19.05.2011 - 24.07.2011
Komponisten, Theaterregisseure und andere Künstler haben in den 1960er und 70er Jahren das Fernsehen als Ort des Experimentierens entdeckt. Unter Auslotung aller technischen und künstlerischen Möglichkeiten des Mediums entwickelten sie neue Gestaltungsformen und provozierten damit die Sehgewohnheiten der Zuschauer.
Selbst große Theatermacher wie Peter Zadek (ROTMORD, WDR/ARD 1969; DER POTT, WDR/ARD 1971) haben das längst zum Massenmedium gewordene Fernsehen genutzt, um andere Erzählformen zu erproben. Dank Bluebox-Verfahren, Stanztechniken und Negativbildern entstand eine ungewöhnliche,
expressive Bildsprache, die wesentlich von der Pop Art geprägt war. Damit verbunden sind besonders die Regisseure Bob Rooyens (DUSTY SPRINGFIELD, WDR 1969) und Jean-Christophe Averty (IDEA, ZDF 1968).
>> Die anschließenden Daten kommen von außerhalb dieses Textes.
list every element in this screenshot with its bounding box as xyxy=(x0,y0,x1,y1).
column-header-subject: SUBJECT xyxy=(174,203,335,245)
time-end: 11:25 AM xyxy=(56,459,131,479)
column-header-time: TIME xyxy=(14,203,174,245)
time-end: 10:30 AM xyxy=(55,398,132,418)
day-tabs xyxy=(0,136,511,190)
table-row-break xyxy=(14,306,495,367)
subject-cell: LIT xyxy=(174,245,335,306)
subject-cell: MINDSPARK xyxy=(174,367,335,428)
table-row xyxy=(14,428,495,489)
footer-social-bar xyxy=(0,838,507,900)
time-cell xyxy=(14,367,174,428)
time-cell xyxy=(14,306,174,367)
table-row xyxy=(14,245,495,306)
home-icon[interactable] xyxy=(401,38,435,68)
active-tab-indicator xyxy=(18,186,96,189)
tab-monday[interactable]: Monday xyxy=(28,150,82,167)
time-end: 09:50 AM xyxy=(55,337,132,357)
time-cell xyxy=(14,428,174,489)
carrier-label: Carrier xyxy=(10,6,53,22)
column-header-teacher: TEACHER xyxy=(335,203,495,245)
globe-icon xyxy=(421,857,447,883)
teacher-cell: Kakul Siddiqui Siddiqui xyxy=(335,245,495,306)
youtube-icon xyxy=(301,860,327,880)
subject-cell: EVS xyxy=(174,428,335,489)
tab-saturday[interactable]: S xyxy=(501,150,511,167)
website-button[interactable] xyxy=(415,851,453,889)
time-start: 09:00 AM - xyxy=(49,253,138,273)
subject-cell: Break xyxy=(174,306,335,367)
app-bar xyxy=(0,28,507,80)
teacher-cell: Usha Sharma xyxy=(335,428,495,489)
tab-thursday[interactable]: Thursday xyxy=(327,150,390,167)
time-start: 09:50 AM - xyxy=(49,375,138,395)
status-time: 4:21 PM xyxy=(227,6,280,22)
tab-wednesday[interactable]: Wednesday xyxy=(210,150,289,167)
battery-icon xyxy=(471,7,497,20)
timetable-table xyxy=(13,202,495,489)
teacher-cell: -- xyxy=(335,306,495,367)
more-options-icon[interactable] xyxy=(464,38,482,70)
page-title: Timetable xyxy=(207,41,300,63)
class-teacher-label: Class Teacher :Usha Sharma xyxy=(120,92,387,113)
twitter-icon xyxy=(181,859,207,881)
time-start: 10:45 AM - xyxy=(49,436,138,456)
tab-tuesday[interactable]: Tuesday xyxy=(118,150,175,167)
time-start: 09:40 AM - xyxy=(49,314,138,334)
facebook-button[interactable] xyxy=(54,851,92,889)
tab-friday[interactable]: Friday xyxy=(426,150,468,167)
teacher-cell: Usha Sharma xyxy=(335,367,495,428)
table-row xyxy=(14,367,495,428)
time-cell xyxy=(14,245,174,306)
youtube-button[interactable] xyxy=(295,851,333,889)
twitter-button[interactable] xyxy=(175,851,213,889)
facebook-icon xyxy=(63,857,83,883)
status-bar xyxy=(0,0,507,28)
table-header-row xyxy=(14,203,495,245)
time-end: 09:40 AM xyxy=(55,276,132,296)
Großflächige geometrische Schwarz-Weiß-Bilder, beeinflusst von der Kunstrichtung Op Art,
schuf der Fernsehregisseur Truck Branss in seinen Musikshows (PORTRÄT IN MUSIK, ARD 1963-1981; PLAY BACH, ARD 1964-1965). Der Komponist Mauricio Kagel entwickelte im Medium Fernsehen visuelle Kompositionen und fantasievolle
Collagetechniken (ANTITHESE, NDR 1966; MATCH FÜR DREI SPIELER, WDR 1967). Auf ein anderes Experiment hat sich Gerry Schum eingelassen: Mit seinen "Fernsehausstellungen" (LAND ART, SFB/ARD 1969 und IDENTIFICATIONS, SWF/ARD 1970) schuf er eine neue Präsentationsplattform neben dem Museum,
indem er Kunstwerke ohne Kommentar auf dem Fernsehbildschirm ausstellte.
Auch Samuel Beckett hat sich mit den ästhetischen und dramaturgischen Möglichkeiten des Fernsehen auseinandergesetzt: Er entwickelte eine "poetische Bildsprache", mit der er sich immer weiter von dem wortreichen Medium entfernte.
Die Ausstellung der Deutschen Kinemathek - Museum für Film und Fernsehen zeigt einen Querschnitt der Werke aus der experimentierfreudigsten Zeit des deutschen Fernsehens.